Evolution des énergies et leur complémentarite

Les chiffres concernant l'énergie finale peuvent varier en fonction des sources...de la composition des combustibles et des méthodes employées. L’ADEME pour son Bilan Carbone (3) estime l’incertitude à plus ou moins 5 % pour les produits pétroliers à plus ou moins 20 % pour le charbon et ses dérivés (lignite, etc.) * Source bilan gobal Photovoltaïque info.

Des records établis

Un nouveau record d'émissions de CO2 a été établi en 2013 (4) au niveau mondial.

La France a augmenté la consommation de charbon (plus de 20 % en 2013). Pour comparer ce chiffre avec l'Allemagne, en 2013, le couple charbon-lignite était de 46 % (contre 50 % en 2003), le gaz 10 %, le nucléaire 15 % et les ENR (énergies renouvelables) 23 % soit 16 points de plus qu'en 2003 (5).

Si les émissions de carbone ont baissé de 2,5 % dans l'Union européenne en 2013, la France mauvais élève a augmenté les siennes de 0,6 %.

La sobriété énergétique est la seule solution

Il est prouvé que la combustion du charbon cause des dégâts considérables à notre santé et à celle de l'environnement (6).

La solution réside dans la sobriété énergétique, dans l'hybridation des énergies qui permet la complémentarité des énergies renouvelables avec les énergies fossiles aux ressources limitées qu'il faut donc économiser.

L'avenir pour le gaz naturel renouvelable

Le remplacement des anciennes centrales au charbon par de nouvelles unités au gaz pourrait par exemple réduire les émissions de gaz à effet de serre (GES) de plus de 60 % par kWh produit en tenant compte de tout le cycle de vie. Il existe des réseaux de transport, de distribution, des stockages et des terminaux méthaniers qui pourraient répondre aux situations d'intermittence et de surproduction des énergies renouvelables.

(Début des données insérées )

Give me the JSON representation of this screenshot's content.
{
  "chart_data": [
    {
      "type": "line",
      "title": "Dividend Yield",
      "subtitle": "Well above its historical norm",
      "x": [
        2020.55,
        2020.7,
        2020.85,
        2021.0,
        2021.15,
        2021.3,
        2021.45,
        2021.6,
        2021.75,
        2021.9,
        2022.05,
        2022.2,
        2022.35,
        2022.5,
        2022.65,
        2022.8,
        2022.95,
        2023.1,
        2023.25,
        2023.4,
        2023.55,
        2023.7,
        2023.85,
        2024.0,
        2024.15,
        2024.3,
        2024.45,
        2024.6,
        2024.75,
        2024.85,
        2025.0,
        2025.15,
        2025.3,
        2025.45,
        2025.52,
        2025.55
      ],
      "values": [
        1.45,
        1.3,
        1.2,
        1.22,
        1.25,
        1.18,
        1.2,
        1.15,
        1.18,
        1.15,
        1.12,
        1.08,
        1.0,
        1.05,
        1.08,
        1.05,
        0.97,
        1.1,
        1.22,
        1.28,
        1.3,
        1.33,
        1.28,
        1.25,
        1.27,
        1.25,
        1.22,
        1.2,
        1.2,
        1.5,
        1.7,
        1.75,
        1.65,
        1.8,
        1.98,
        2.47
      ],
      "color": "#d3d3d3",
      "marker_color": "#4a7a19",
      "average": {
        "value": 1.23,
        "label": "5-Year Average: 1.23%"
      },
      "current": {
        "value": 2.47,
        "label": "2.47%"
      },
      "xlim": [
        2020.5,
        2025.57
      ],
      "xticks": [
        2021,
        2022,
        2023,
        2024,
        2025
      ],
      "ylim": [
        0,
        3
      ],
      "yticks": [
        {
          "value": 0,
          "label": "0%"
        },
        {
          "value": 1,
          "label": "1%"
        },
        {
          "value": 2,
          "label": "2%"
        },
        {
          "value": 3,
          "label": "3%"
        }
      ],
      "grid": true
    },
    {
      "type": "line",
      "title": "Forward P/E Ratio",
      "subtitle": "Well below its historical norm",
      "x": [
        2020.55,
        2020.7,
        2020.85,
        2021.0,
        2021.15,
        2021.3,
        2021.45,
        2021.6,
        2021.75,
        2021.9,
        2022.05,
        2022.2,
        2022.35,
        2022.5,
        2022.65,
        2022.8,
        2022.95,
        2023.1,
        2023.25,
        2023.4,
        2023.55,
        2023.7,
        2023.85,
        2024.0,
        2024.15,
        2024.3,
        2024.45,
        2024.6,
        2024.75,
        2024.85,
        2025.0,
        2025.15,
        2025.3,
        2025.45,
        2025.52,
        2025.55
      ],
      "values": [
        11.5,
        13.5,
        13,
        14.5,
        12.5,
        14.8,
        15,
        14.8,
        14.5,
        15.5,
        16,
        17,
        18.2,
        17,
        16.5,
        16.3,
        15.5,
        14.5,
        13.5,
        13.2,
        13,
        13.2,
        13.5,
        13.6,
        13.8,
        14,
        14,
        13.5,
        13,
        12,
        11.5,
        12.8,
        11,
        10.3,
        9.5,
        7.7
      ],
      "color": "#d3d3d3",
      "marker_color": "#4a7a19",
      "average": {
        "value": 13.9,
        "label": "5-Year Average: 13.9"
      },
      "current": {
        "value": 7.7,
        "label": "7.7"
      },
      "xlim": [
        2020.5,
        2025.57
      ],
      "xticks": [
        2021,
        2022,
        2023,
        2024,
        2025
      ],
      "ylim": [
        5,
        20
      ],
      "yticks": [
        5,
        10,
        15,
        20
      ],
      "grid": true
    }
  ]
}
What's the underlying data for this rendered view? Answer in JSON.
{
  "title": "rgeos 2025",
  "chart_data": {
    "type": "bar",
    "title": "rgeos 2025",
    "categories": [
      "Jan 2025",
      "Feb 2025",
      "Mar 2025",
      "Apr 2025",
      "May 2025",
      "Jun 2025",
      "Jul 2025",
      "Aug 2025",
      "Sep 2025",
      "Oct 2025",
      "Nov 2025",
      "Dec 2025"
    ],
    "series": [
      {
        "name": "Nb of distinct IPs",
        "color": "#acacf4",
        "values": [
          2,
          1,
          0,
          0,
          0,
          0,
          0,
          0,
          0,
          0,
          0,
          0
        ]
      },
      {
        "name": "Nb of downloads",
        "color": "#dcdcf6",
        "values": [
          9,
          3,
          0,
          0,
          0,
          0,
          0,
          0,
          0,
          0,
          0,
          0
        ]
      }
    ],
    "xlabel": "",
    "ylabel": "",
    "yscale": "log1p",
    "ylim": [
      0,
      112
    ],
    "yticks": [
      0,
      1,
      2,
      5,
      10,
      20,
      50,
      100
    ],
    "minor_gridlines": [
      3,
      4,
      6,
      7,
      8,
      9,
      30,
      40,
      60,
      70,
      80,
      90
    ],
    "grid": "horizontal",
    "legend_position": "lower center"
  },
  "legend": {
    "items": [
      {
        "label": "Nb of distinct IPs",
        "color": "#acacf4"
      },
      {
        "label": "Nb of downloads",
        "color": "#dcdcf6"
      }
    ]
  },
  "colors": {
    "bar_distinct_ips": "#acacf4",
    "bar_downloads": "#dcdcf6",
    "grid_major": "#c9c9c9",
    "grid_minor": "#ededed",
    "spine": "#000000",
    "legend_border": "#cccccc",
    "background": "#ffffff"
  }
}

Le gaz est l'une des solutions, une énergie qui pourrait également devenir plus « verte », grâce à la production de biométhane sur le territoire français à partir de déchets ménagers ou agricoles.

À l'heure actuelle, il existe six sites qui injectent du biométhane dans les réseaux français de gaz naturel.

L'avenir pour le gaz propane renouvelable

Une étude publiée dans le journal scientifique Nature Communications (7) démontre qu'il est possible de fabriquer du gaz propane renouvelable.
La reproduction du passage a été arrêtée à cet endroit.